Sie schob die Terrassentür weit genug auf, sodass sie bequem durch die Öffnung schlüpfen konnte, und betrat dann das stille Haus.

Schon von draußen hatte sie kleine Pfützen schmutzigen Wassers auf dem Parkettboden entdeckt, die in einer direkten Linie von der Terrassentür zur Zimmertür führten. Scheinbar hatte vor ihr jemand anderes, vermutlich während des Regens, mit nassen Schuhen und feuchter Kleidung, von der das Regenwasser tropfte, das Haus durch die Terrassentür betreten und dabei diese Spuren hinterlassen. Sie bemühte sich, nicht hineinzutreten, und hielt sich links davon. Als sie die Terrassentür schließen wollte, stellte sie fest, dass das nicht möglich war. Sie warf daraufhin einen genaueren Blick auf den Schließmechanismus und sah, dass die Tür aufgehebelt und die Verriegelung zerstört worden waren.

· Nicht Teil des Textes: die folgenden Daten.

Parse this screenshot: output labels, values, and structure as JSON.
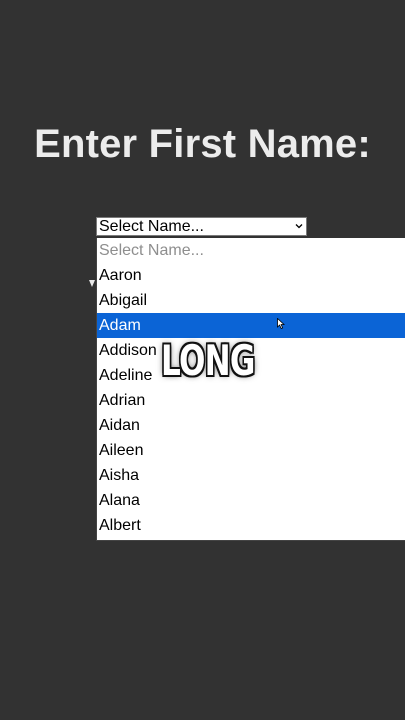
{
  "heading": "Enter First Name:",
  "select": {
    "value": "Select Name...",
    "chevron_icon": "chevron-down-icon"
  },
  "dropdown": {
    "options": [
      "Select Name...",
      "Aaron",
      "Abigail",
      "Adam",
      "Addison",
      "Adeline",
      "Adrian",
      "Aidan",
      "Aileen",
      "Aisha",
      "Alana",
      "Albert"
    ],
    "highlighted": "Adam"
  },
  "overlay_caption": "LONG",
  "colors": {
    "background": "#323232",
    "highlight": "#0b64d6",
    "heading_text": "#ececec"
  }
}
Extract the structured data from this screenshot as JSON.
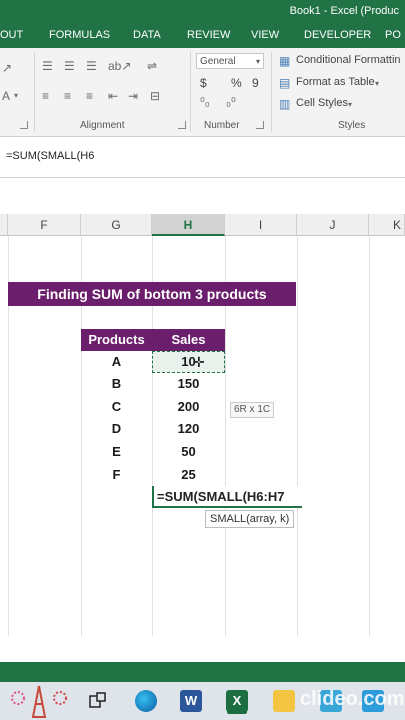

Allmählich verdichteten sich die Hinweise, dass an diesem Ort etwas nicht in Ordnung war. Doch da Anja jetzt im Haus war, wollte sie sich wenigstens kurz umsehen, bevor sie die zuständigen Kollegen informierte.

Sie ging neben den nassen Fußspuren in die Hocke und nahm sie genauer in Augenschein. In der Nähe der Tür waren die Wasserpfützen noch am größten und deutlichsten, wurden dann aber stetig kleiner, je weiter sie sich davon entfernten. Teilweise waren sie auch bereits getrocknet und hatten nur eine braune Schmutzschicht auf dem Parkett hinterlassen. Hier und da war sogar das Profil eines Stiefels erkennbar. Wer immer vor ihr auf diesem Weg ins Haus gekommen war, hatte sich nicht die geringste Mühe gemacht, die Spuren seines Eindringens zu verwischen. Zum Vergleich stellte Anja ihren rechten Fuß direkt neben einen besonders deutlich erkennbaren Abdruck und stellte fest, dass der Stiefel, der diese Spur hinterlassen hatte, ein paar Nummern größer als ihr Turnschuh gewesen sein musste.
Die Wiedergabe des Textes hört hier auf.